Automaticity
09 Jan 2025In the past few months I experienced two large changes to my life after years of relative stability: I started a new job in a new role, and my family lost a loved one. Each has affected me in numerous unforeseen ways, but a common throughline in both is interrupting the automaticity of daily life.
Automaticity
There are these two young fish swimming along, and they happen to meet an older fish swimming the other way, who nods at them and says, “Morning, boys. How’s the water?” And the two young fish swim on for a bit, and then eventually one of them looks over at the other and goes, “What the hell is water?”
– David Foster Wallace, Kenyon College Commencement Speech (2005)
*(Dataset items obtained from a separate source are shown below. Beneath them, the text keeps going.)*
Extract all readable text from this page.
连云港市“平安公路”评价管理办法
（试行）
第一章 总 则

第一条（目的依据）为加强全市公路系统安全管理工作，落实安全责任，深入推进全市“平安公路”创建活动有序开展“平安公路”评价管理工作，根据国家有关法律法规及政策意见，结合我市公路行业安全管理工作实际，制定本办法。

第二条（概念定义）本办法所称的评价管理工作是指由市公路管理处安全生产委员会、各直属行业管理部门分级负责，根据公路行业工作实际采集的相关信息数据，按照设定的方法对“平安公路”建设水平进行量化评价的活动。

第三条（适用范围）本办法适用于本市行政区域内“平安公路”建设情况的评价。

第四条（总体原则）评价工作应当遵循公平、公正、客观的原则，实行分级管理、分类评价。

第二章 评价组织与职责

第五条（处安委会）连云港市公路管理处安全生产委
In short, automaticity is mental autopilot. It’s how you can do the dishes while reflecting on your day or commute home for an hour without thinking through each turn. There is a lot of value in being able to optimize away the cognitive load of repetitive actions, but this is an indiscriminate process. If you’re not careful, you may find yourself on autopilot while sharing a conversation with your partner. Much has been written on the importance of mindfulness to fight that danger of being mentally absent when you want to be present and I’m not going to rehash it here. The more interesting phenomenon to me is the danger of allowing undesired patterns to fade from awareness by becoming automated.
Patterns
I worked at a previous company for nearly a decade. Although I worked in a handful of different roles with different teams over the years, I had my identity and approach to work largely figured out. I knew how to approach tasks, how my day would unfold, how the organizational focus would shift throughout the year. I grew professionally a great deal through these years, but that trajectory took the form of punctuated equilibrium wherein things were generally stagnant except when occasionally disrupted by a period of intense change precipitated by some contextual shift (team change, global pandemic, company priorities, etc). I rarely put conscious thought into how I approached work, what goals I personally wanted to accomplish, or how to do so.
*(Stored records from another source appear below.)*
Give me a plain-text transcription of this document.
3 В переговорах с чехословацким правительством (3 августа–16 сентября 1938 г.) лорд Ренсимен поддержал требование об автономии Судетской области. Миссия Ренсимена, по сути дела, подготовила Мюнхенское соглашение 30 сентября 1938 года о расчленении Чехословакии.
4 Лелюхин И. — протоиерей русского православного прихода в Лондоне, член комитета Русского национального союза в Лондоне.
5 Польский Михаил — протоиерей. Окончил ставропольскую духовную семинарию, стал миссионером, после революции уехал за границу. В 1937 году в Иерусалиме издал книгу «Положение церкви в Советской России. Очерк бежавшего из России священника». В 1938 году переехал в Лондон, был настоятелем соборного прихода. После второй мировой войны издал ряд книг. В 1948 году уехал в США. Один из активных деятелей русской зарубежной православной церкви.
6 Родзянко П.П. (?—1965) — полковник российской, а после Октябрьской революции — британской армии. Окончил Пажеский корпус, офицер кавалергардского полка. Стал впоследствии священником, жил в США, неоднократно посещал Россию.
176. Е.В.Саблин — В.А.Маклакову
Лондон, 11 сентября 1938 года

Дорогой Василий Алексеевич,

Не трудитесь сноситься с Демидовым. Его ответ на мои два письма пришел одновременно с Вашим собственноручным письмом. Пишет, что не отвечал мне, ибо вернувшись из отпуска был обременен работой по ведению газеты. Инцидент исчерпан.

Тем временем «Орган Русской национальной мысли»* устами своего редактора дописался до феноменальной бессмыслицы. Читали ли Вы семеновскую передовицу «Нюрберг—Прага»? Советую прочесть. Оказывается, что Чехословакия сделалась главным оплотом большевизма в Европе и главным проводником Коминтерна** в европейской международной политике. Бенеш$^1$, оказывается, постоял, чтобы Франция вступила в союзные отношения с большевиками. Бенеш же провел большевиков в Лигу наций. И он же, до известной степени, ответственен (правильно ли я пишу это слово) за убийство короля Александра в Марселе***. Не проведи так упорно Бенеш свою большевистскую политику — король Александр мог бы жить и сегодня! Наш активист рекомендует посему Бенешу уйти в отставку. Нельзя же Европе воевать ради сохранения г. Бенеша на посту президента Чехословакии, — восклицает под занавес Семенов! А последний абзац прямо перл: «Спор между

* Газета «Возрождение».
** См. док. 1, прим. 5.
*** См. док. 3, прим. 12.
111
My personal life can be fitted to the same template. There have been periods of upheaval, but the majority of my time has been relative stability in daily patterns and relationships that developed organically without much forethought or conscious shaping. Layered atop that stability is my battle with depression. Stability and stagnation differ only by context and there are many times when the predictability of my days feels more stifling than comforting. Patterns like my morning routine often leave me feeling unable to meet the day, but they’ve become ingrained to the point that I feel more like a passenger on this ride than the driver.
Perspective
Suddenly, through the haze of a busy schedule, perspective strikes. That product launch that felt so important at the time is unceremoniously excised from my daily life alongside the years of institutional knowledge I painstakingly compiled. My oft-reviled routine that had seen me through so many depressed mornings is swiftly and unquestioningly interrupted by a hospital visit.
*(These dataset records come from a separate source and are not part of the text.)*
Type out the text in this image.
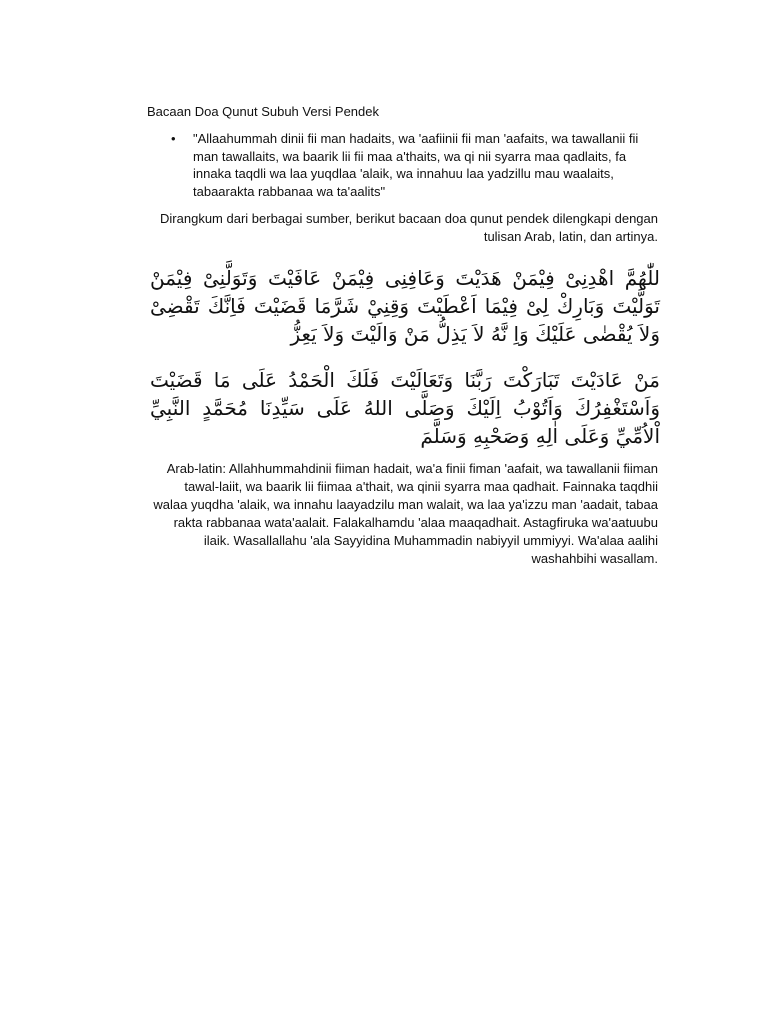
Bacaan Doa Qunut Subuh Versi Pendek
• "Allaahummah dinii fii man hadaits, wa 'aafiinii fii man 'aafaits, wa tawallanii fii man tawallaits, wa baarik lii fii maa a'thaits, wa qi nii syarra maa qadlaits, fa innaka taqdli wa laa yuqdlaa 'alaik, wa innahuu laa yadzillu mau waalaits, tabaarakta rabbanaa wa ta'aalits"

Dirangkum dari berbagai sumber, berikut bacaan doa qunut pendek dilengkapi dengan tulisan Arab, latin, dan artinya.

للّٰهُمَّ اهْدِنِىْ فِيْمَنْ هَدَيْتَ وَعَافِنِى فِيْمَنْ عَافَيْتَ وَتَوَلَّنِىْ فِيْمَنْ تَوَلَّيْتَ وَبَارِكْ لِىْ فِيْمَا اَعْطَيْتَ وَقِنِيْ شَرَّمَا قَضَيْتَ فَاِنَّكَ تَقْضِىْ وَلاَ يُقْضٰى عَلَيْكَ وَاِ نَّهُ لاَ يَذِلُّ مَنْ وَالَيْتَ وَلاَ يَعِزُّ

مَنْ عَادَيْتَ تَبَارَكْتَ رَبَّنَا وَتَعَالَيْتَ فَلَكَ الْحَمْدُ عَلَى مَا قَضَيْتَ وَاَسْتَغْفِرُكَ وَاَتُوْبُ اِلَيْكَ وَصَلَّى اللهُ عَلَى سَيِّدِنَا مُحَمَّدٍ النَّبِيِّ اْلاُمِّيِّ وَعَلَى اٰلِهِ وَصَحْبِهِ وَسَلَّمَ

Arab-latin: Allahhummahdinii fiiman hadait, wa'a finii fiman 'aafait, wa tawallanii fiiman tawal-laiit, wa baarik lii fiimaa a'thait, wa qinii syarra maa qadhait. Fainnaka taqdhii walaa yuqdha 'alaik, wa innahu laayadzilu man walait, wa laa ya'izzu man 'aadait, tabaa rakta rabbanaa wata'aalait. Falakalhamdu 'alaa maaqadhait. Astagfiruka wa'aatuubu ilaik. Wasallallahu 'ala Sayyidina Muhammadin nabiyyil ummiyyi. Wa'alaa aalihi washahbihi wasallam.
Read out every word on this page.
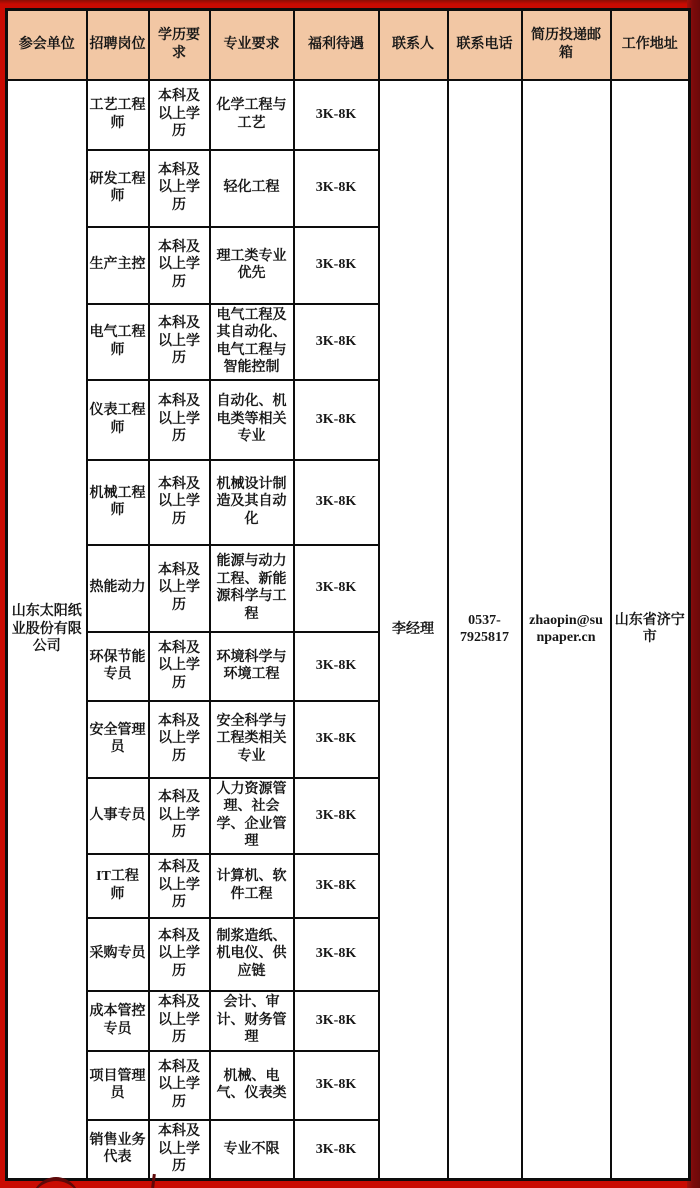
参会单位	招聘岗位	学历要求	专业要求	福利待遇	联系人	联系电话	简历投递邮箱	工作地址
山东太阳纸业股份有限公司	工艺工程师	本科及以上学历	化学工程与工艺	3K-8K	李经理	0537-7925817	zhaopin@sunpaper.cn	山东省济宁市
	研发工程师	本科及以上学历	轻化工程	3K-8K				
	生产主控	本科及以上学历	理工类专业优先	3K-8K				
	电气工程师	本科及以上学历	电气工程及其自动化、电气工程与智能控制	3K-8K				
	仪表工程师	本科及以上学历	自动化、机电类等相关专业	3K-8K				
	机械工程师	本科及以上学历	机械设计制造及其自动化	3K-8K				
	热能动力	本科及以上学历	能源与动力工程、新能源科学与工程	3K-8K				
	环保节能专员	本科及以上学历	环境科学与环境工程	3K-8K				
	安全管理员	本科及以上学历	安全科学与工程类相关专业	3K-8K				
	人事专员	本科及以上学历	人力资源管理、社会学、企业管理	3K-8K				
	IT工程师	本科及以上学历	计算机、软件工程	3K-8K				
	采购专员	本科及以上学历	制浆造纸、机电仪、供应链	3K-8K				
	成本管控专员	本科及以上学历	会计、审计、财务管理	3K-8K				
	项目管理员	本科及以上学历	机械、电气、仪表类	3K-8K				
	销售业务代表	本科及以上学历	专业不限	3K-8K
Familiar routine is replaced by questions: How do I do this? Is this even what I want to do? What kind of life do I want to live? What would that look like?
Asking these questions recruits more hope than dread. I realize I have far more power here than I’ve been exercising. I’m graced with health, financial means, and incredibly compassionate family and friends. Questions still outweigh answers, but even asking these questions feels like a victory.